Un homme tiré dans le cœur. Une femme atteinte au visage. Jacques Bolduc n’a pas hésité à tirer à bout portant sur deux innocents pour les voler, il y a deux ans à Montréal. Reconnu coupable par un jury, ce multirécidiviste très dangereux pourrait maintenant passer le reste de ses jours en prison.

Louis-Samuel Perron Louis-Samuel Perron
La Presse

Jacques Bolduc n’a malheureusement pas été pris au sérieux par ses deux victimes, les 6 et 7 février 2017. Celles-ci ne pouvaient toutefois pas se douter que l’homme de 57 ans avait déjà tiré sur un chauffeur de taxi à la tête en 1979 et qu’il était prêt à les tuer pour leur voler un peu d’argent.

Vers 22 h 30, Jacques Bolduc accoste sa première victime à la sortie d’un dépanneur de la rue Sainte-Catherine. Il brandit son arme à feu vers l’homme et lui réclame son cellulaire et ses clés. Mais la victime le repousse, croyant qu’il tient en fait une fausse arme.

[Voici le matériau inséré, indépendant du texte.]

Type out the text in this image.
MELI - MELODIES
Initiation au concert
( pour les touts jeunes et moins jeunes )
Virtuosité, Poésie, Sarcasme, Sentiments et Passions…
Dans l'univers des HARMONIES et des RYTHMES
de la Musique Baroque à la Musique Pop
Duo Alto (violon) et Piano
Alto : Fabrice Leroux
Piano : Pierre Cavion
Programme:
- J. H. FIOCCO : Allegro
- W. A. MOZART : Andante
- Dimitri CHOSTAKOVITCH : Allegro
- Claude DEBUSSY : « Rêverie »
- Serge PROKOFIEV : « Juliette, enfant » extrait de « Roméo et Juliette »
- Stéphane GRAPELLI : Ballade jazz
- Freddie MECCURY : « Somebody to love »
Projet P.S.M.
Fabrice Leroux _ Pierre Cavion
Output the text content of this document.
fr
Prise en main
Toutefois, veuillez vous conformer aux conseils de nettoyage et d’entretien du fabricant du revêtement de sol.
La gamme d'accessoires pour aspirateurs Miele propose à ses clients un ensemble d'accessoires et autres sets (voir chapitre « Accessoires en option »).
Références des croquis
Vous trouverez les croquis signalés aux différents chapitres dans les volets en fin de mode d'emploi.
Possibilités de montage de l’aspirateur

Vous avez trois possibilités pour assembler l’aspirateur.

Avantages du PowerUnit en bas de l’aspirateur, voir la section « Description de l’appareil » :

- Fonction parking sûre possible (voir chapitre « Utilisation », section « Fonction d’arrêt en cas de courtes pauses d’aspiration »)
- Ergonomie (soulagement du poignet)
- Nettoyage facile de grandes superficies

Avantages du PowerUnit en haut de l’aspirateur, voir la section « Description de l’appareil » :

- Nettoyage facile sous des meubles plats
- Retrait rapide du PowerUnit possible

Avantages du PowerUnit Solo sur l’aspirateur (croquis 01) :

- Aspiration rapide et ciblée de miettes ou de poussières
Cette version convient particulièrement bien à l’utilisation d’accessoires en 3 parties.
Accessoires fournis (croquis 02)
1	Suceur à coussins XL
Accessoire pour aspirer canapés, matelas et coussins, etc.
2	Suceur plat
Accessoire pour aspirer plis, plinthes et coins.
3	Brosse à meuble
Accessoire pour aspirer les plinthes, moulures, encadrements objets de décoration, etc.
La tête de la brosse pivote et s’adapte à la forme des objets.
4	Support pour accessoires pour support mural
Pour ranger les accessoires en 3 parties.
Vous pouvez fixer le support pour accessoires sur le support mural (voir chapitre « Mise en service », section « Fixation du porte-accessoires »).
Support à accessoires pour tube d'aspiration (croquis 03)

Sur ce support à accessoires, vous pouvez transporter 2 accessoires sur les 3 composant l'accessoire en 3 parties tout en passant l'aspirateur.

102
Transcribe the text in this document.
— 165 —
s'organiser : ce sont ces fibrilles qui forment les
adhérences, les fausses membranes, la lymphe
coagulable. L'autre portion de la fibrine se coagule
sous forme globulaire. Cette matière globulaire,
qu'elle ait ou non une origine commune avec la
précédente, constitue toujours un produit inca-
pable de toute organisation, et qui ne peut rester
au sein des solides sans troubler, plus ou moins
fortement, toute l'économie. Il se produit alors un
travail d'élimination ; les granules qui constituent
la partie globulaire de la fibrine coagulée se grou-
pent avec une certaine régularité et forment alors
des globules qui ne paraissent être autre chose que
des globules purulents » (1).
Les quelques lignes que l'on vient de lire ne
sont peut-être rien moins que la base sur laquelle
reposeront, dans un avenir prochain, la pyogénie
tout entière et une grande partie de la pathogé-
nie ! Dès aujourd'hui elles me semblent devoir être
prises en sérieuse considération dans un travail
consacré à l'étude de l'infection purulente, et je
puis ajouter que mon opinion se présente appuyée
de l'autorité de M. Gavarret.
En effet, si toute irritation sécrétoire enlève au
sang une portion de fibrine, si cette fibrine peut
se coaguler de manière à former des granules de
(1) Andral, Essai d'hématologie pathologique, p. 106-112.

C’est alors que Bolduc tire sur sa victime en pleine poitrine.

Quatorze heures plus tard, Jacques Bolduc entre dans un dépanneur de la Place Frontenac, rue Ontario, et réclame de l’argent à la caissière en exhibant son arme à feu. L’employée ne le prend toutefois pas au sérieux et lui lance des pièces de 1 $ pour le faire déguerpir. Jacques Bolduc lui tire alors en plein visage. Les deux victimes ont témoigné pendant le procès pour identifier leur agresseur. Une vidéo filmée par un témoin a également été cruciale dans le procès pour identifier l’accusé alors qu’il quittait le dépanneur.

PHOTO PATRICK SANFAÇON, ARCHIVES LA PRESSE

Le 7 février 2017, la caissière d’un dépanneur de la Place Frontenac, dans le quartier Sainte-Marie, à Montréal, a été atteinte à bout portant par un projectile après qu’elle eut refusé d’obtempérer aux demandes de Jacques Bolduc.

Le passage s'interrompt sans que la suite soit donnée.